The easiest way to handle rotations is to do so iteratively, since the math can be a little tedious to
work with if we try to do it in one step. To build out rotate-waypoint, I first bind times to the
number of 90-degree clockwise rotations we need to do. The function will accept counter-clockwise
rotations as negative numbers, since turning left 90 degrees is the same as turning right -90 degrees.
We mod the degrees by 360 to get a value in #{0, 90, 180, 270}, and then take the quotient from 90
to get the number of rotations between 0 and 3. Then for clarity, I define a helperful function rotate90,
which takes in a point and rotates it once by setting [x' y'] = [-y x]. Hooray for paper math. Then
instead of a loop, I combined iterate with nth to complete the function.

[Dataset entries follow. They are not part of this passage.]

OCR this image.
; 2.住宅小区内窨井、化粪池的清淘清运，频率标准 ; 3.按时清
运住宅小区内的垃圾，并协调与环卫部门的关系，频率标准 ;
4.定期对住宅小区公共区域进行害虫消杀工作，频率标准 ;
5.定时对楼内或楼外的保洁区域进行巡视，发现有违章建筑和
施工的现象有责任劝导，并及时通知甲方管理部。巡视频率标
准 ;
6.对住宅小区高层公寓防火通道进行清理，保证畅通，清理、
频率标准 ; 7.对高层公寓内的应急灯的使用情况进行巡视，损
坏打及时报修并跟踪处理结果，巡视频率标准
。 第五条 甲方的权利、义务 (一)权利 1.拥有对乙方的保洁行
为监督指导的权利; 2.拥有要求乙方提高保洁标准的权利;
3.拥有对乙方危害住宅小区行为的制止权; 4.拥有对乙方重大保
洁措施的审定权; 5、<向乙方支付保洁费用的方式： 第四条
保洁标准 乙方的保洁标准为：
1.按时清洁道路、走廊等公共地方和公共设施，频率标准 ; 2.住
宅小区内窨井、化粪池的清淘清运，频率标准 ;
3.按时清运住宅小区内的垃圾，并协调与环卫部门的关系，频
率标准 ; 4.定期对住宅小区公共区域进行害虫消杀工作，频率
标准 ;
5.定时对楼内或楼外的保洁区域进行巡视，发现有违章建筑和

(defn rotate-waypoint [state degrees]
(let [times (-> degrees (mod 360) (quot 90))
rotate90 (fn [[x y]] [(- y) x])]
(-> (iterate
(fn [s] (update s :waypoint rotate90))
state)
(nth times))))We're almost done. The next-state function looks very similar to what we saw before, except the
case expression leverages the new helper functions. Again, mover is a parameter that's set to
:ship for part 1 and :waypoint for part 2. So N, S, E, and W slides the state based on
the mover; L and R rotates the waypoint; and F moves the ship toward the waypoint. Everything
is reused.
(defn next-state [state mover line]
(let [op (first line)
amt (-> (subs line 1) Integer/parseInt)]
(case op
\N (slide state mover :north amt)
\S (slide state mover :south amt)
\E (slide state mover :east amt)
\W (slide state mover :west amt)
\L (rotate-waypoint state (- amt))
\R (rotate-waypoint state amt)
\F (follow-waypoint state amt))))All that's left is the solve function and the tiny part1 and part2 functions. solve looks
almost identical to what we used to do in part1 - split the input data, initialize the ship with
the starting waypoint, reduce the data using the next-state function. Then from the resulting
state, retrieve the point that's associated to :ship, and calculate the Manhattan Distance using
absolute value and addition. Then we call this function using [1 0] (due East) and :ship for
part 1, and using [10 -1] (10 East, 1 North) and :waypoint for part 2.
(defn solve [initial-waypoint mover input]
(->> (reduce #(next-state %1 mover %2)
(new-ship initial-waypoint)
(str/split-lines input))
:ship
(mapv utils/abs)
(apply +)))
(defn part1 [input]
(solve [1 0] :ship input))
(defn part2 [input]
(solve [10 -1] :waypoint input))